Ah, the new ((max - min/max)) default is invariant to the linear scale of the branch lengths. Well, that makes sense, I guess.
...So, why are supposedly ultrametric trees failing under the new default?
the default check seems to be overly sensitive relative to trees produced by BEAST, TreePL, etc at least w a few trees I've tried which I can imagine could cause problems for some users who will just use the defaults. Looks like Rich FitzJohn just made some changes to diversitree on Github on account of this but I haven't looked deeper to see if the package is now ape 4.0 compatible.
Doh, looked like none of use thought to RTFM! :bowtie:
FYI, this may be relevant, if you haven't seen it already: Liam has just posted a new function for phytools that will force a tree to be ultrametric, so to pass is.ultrametric. Apparently a key issue is trees read from files with low numerical precision.
http://blog.phytools.org/2017/03/forceultrametric-method-for-ultrametric.html
Thanks Dave! I've just posted a comment on Liam's blog.
Hej,
I just wanted to let you know that the change seems to have broken my code, too. I for instance calculate phylogenetic diversity with the entropart
package which contains a function Preprocess.Tree
that in turn internal calls ape::as.hclust.phylo
which calls is.ultrametric
which now fails. I checked and the tree is ultrametric if I set the tol
to tol=.Machine$double.eps^0.31
but not for lower tolerances. It works also with option = 2
, but again it's a function that calls a function that calls is.ultrametric
so i would have to redefine the function to make it work. I saw the suggestion from Liam, but the nnls
option takes very long to calculate for my tree (16S tree with 8187 tips).
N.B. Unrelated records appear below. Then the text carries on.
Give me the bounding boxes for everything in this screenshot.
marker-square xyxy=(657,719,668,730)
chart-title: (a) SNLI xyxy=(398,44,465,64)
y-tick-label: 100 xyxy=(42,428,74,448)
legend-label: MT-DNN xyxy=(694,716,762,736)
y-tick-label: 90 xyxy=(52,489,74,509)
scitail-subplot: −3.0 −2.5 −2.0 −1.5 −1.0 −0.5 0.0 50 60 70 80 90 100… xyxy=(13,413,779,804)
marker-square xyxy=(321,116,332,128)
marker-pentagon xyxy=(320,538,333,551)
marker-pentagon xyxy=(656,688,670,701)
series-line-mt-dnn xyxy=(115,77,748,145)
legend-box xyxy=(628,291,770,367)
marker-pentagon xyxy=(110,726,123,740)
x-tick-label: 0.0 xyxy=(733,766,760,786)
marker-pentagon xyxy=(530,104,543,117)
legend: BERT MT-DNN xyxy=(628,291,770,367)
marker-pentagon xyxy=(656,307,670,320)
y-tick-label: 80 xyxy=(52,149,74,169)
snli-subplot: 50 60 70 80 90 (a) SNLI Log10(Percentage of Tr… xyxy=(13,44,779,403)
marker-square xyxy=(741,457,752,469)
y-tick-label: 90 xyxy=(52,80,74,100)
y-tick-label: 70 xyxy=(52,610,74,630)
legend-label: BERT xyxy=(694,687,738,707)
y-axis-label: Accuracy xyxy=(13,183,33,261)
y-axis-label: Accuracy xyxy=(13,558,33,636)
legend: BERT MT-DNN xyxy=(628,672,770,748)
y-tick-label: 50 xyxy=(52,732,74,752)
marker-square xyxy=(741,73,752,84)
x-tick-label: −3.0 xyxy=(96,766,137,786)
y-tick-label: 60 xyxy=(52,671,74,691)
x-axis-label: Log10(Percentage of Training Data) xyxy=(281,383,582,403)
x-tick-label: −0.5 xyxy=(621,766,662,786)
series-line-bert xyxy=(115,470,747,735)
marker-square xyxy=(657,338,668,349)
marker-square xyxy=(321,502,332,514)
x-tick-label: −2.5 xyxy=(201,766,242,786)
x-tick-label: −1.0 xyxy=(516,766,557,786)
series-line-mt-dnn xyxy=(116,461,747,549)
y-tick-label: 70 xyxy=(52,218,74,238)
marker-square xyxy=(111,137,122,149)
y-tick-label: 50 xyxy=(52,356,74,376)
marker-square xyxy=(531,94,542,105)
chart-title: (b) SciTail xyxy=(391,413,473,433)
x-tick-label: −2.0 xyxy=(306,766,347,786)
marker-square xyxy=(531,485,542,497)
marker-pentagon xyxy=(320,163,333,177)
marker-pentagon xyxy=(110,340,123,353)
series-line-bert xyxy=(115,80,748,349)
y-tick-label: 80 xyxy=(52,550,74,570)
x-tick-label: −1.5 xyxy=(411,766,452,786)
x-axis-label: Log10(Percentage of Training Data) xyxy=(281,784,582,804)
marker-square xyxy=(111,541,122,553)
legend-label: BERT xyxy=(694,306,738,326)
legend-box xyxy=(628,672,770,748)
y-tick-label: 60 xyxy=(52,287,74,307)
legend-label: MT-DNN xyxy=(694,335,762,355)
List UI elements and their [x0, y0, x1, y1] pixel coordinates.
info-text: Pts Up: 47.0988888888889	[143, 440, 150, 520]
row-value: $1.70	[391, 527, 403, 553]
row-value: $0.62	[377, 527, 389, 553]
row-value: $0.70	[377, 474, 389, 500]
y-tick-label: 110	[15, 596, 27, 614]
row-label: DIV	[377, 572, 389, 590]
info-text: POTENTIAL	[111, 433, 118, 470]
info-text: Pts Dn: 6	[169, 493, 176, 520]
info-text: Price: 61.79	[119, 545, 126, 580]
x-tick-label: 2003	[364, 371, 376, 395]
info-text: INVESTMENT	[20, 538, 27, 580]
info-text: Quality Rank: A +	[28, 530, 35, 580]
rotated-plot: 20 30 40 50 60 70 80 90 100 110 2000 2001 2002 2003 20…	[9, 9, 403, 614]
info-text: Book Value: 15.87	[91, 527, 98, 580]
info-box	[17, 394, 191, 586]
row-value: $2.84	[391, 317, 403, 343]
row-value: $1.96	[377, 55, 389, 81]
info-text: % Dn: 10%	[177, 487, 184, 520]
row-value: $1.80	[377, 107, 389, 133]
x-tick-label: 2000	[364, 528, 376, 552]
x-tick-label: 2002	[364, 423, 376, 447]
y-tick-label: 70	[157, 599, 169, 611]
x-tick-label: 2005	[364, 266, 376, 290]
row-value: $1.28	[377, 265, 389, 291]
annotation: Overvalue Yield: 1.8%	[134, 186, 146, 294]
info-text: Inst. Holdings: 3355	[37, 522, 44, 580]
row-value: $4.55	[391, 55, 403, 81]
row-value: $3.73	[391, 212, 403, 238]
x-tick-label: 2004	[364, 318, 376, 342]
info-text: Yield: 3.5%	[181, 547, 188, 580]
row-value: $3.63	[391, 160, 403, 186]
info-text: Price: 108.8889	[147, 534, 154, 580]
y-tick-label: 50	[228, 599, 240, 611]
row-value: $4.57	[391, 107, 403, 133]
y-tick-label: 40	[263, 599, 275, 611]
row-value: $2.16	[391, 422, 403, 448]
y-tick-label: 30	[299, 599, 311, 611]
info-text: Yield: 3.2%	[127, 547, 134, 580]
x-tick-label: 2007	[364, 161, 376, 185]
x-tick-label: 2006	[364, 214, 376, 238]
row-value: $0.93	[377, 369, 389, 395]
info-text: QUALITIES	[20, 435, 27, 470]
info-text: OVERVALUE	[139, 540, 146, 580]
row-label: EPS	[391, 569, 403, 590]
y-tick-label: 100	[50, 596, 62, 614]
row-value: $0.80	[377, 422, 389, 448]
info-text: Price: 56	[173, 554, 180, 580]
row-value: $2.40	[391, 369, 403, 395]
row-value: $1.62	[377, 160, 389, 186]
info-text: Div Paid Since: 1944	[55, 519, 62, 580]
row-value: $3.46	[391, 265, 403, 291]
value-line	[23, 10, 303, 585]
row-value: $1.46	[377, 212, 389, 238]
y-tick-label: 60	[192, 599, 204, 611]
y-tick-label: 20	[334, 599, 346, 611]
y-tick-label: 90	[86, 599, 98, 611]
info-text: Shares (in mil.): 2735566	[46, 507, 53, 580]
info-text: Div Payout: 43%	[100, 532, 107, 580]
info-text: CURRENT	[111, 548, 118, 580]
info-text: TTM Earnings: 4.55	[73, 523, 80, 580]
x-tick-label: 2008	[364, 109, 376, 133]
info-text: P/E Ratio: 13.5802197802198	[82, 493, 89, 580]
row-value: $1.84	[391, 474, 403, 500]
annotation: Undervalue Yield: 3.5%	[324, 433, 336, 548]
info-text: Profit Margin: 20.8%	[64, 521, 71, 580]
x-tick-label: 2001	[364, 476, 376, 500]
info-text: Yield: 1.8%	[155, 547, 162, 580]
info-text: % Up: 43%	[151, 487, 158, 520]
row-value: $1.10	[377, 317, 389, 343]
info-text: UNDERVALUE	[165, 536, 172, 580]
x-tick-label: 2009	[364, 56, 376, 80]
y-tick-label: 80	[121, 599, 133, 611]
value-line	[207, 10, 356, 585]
Update: for what it's worth, @drabosky function works in a reasonable time but it's not an ideal solution...
the default check seems to be overly sensitive relative to trees produced by BEAST, TreePL, etc at least w a few trees I've tried which I can imagine could cause problems for some users who will just use the defaults. Looks like Rich FitzJohn just made some changes to diversitree on Github on account of this but I haven't looked deeper to see if the package is now ape 4.0 compatible.
Diversitree is in "appease CRAN only" maintenance mode and this my changes were pretty much to stop the function running on some tests (that aren't run on CRAN anyway). Thanks for everyone for finding the actual issue :grinning:
Whales tree now fails ultrametric test in ape. Pretty sure this didn't happen previously. It's definitely a tiny numerical issue and easily fixed, but we should fix tree by adding trivial branch length to tips to ensure it passes ape ultrametric check.